When the support is to be submitted to chemical sterilisation, it may be treated with a chemical such as sodium hypochlorite (bleach) or formaldehyde and subsequently dried. Alternatively the substrate may be treated with a gas or with a mixture of gases. Suitable examples of gases include formalin, ozone and methyl bromide.
As used herein the term "sterile" means substantially free, more typically totally free, of all living organisms. It may also mean substantially free of competitor microorganisms. Preferably it means that the probability that the support material contains even one surviving microorganism is infinitesimally small.
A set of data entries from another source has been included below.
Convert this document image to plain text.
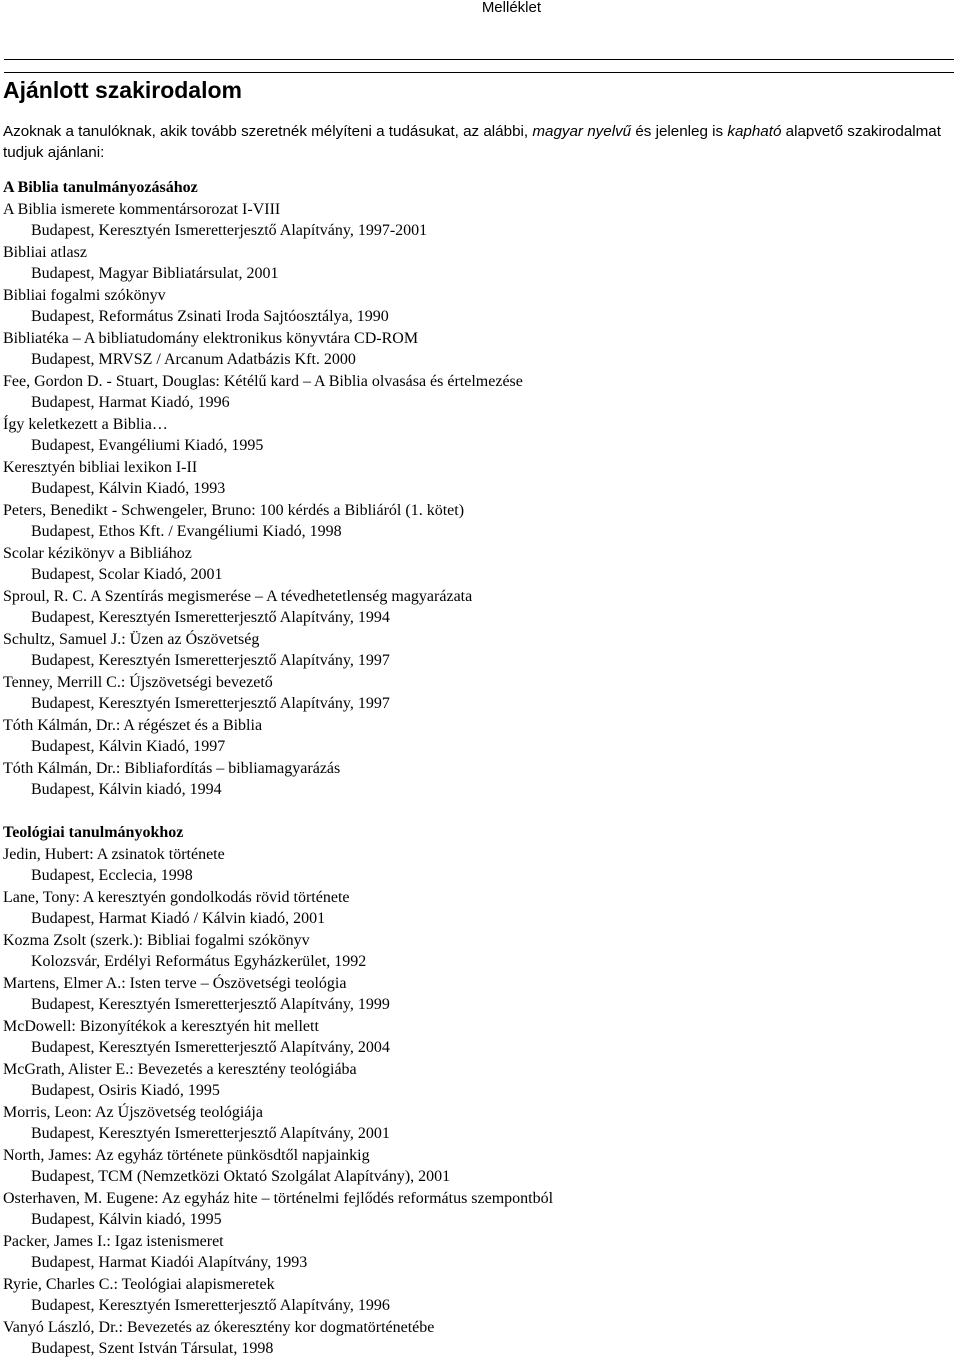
Melléklet
Ajánlott szakirodalom

Azoknak a tanulóknak, akik tovább szeretnék mélyíteni a tudásukat, az alábbi, magyar nyelvű és jelenleg is kapható alapvető szakirodalmat tudjuk ajánlani:

A Biblia tanulmányozásához
A Biblia ismerete kommentársorozat I-VIII
Budapest, Keresztyén Ismeretterjesztő Alapítvány, 1997-2001
Bibliai atlasz
Budapest, Magyar Bibliatársulat, 2001
Bibliai fogalmi szókönyv
Budapest, Református Zsinati Iroda Sajtóosztálya, 1990
Bibliatéka – A bibliatudomány elektronikus könyvtára CD-ROM
Budapest, MRVSZ / Arcanum Adatbázis Kft. 2000
Fee, Gordon D. - Stuart, Douglas: Kétélű kard – A Biblia olvasása és értelmezése
Budapest, Harmat Kiadó, 1996
Így keletkezett a Biblia…
Budapest, Evangéliumi Kiadó, 1995
Keresztyén bibliai lexikon I-II
Budapest, Kálvin Kiadó, 1993
Peters, Benedikt - Schwengeler, Bruno: 100 kérdés a Bibliáról (1. kötet)
Budapest, Ethos Kft. / Evangéliumi Kiadó, 1998
Scolar kézikönyv a Bibliához
Budapest, Scolar Kiadó, 2001
Sproul, R. C. A Szentírás megismerése – A tévedhetetlenség magyarázata
Budapest, Keresztyén Ismeretterjesztő Alapítvány, 1994
Schultz, Samuel J.: Üzen az Ószövetség
Budapest, Keresztyén Ismeretterjesztő Alapítvány, 1997
Tenney, Merrill C.: Újszövetségi bevezető
Budapest, Keresztyén Ismeretterjesztő Alapítvány, 1997
Tóth Kálmán, Dr.: A régészet és a Biblia
Budapest, Kálvin Kiadó, 1997
Tóth Kálmán, Dr.: Bibliafordítás – bibliamagyarázás
Budapest, Kálvin kiadó, 1994
Teológiai tanulmányokhoz
Jedin, Hubert: A zsinatok története
Budapest, Ecclecia, 1998
Lane, Tony: A keresztyén gondolkodás rövid története
Budapest, Harmat Kiadó / Kálvin kiadó, 2001
Kozma Zsolt (szerk.): Bibliai fogalmi szókönyv
Kolozsvár, Erdélyi Református Egyházkerület, 1992
Martens, Elmer A.: Isten terve – Ószövetségi teológia
Budapest, Keresztyén Ismeretterjesztő Alapítvány, 1999
McDowell: Bizonyítékok a keresztyén hit mellett
Budapest, Keresztyén Ismeretterjesztő Alapítvány, 2004
McGrath, Alister E.: Bevezetés a keresztény teológiába
Budapest, Osiris Kiadó, 1995
Morris, Leon: Az Újszövetség teológiája
Budapest, Keresztyén Ismeretterjesztő Alapítvány, 2001
North, James: Az egyház története pünkösdtől napjainkig
Budapest, TCM (Nemzetközi Oktató Szolgálat Alapítvány), 2001
Osterhaven, M. Eugene: Az egyház hite – történelmi fejlődés református szempontból
Budapest, Kálvin kiadó, 1995
Packer, James I.: Igaz istenismeret
Budapest, Harmat Kiadói Alapítvány, 1993
Ryrie, Charles C.: Teológiai alapismeretek
Budapest, Keresztyén Ismeretterjesztő Alapítvány, 1996
Vanyó László, Dr.: Bevezetés az ókeresztény kor dogmatörténetébe
Budapest, Szent István Társulat, 1998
Inoculation of the sterile support is typically carried out in a laminar flow cabinet, which is a conventional structure that allows an operator to work in a sterile environment. The box is opened and each of the bags inside it is opened. A measured amount of mushroom mycelium is then injected into the sterile support and shaken.
A mushroom spawn may be produced by inoculating the support of the invention with mushroom mycelium. The support may be sterilised prior to inoculation with the mycelium. Accordingly the invention further provides a mushroom spawn comprising a support of the invention as defined above and mushroom mycelium. Dry mushroom mycelium is suitable for this. Alternatively the mycelium may be inoculated into the support of the invention via a liquid culture medium. When dry, for instance having a moisture content of 10% by weight or less, the spawn may be subsequently rehydrated. This typically takes place after storage or after transportation to a remote location. The spawn may be launched into a bulk substrate, for instance prior to rehydration.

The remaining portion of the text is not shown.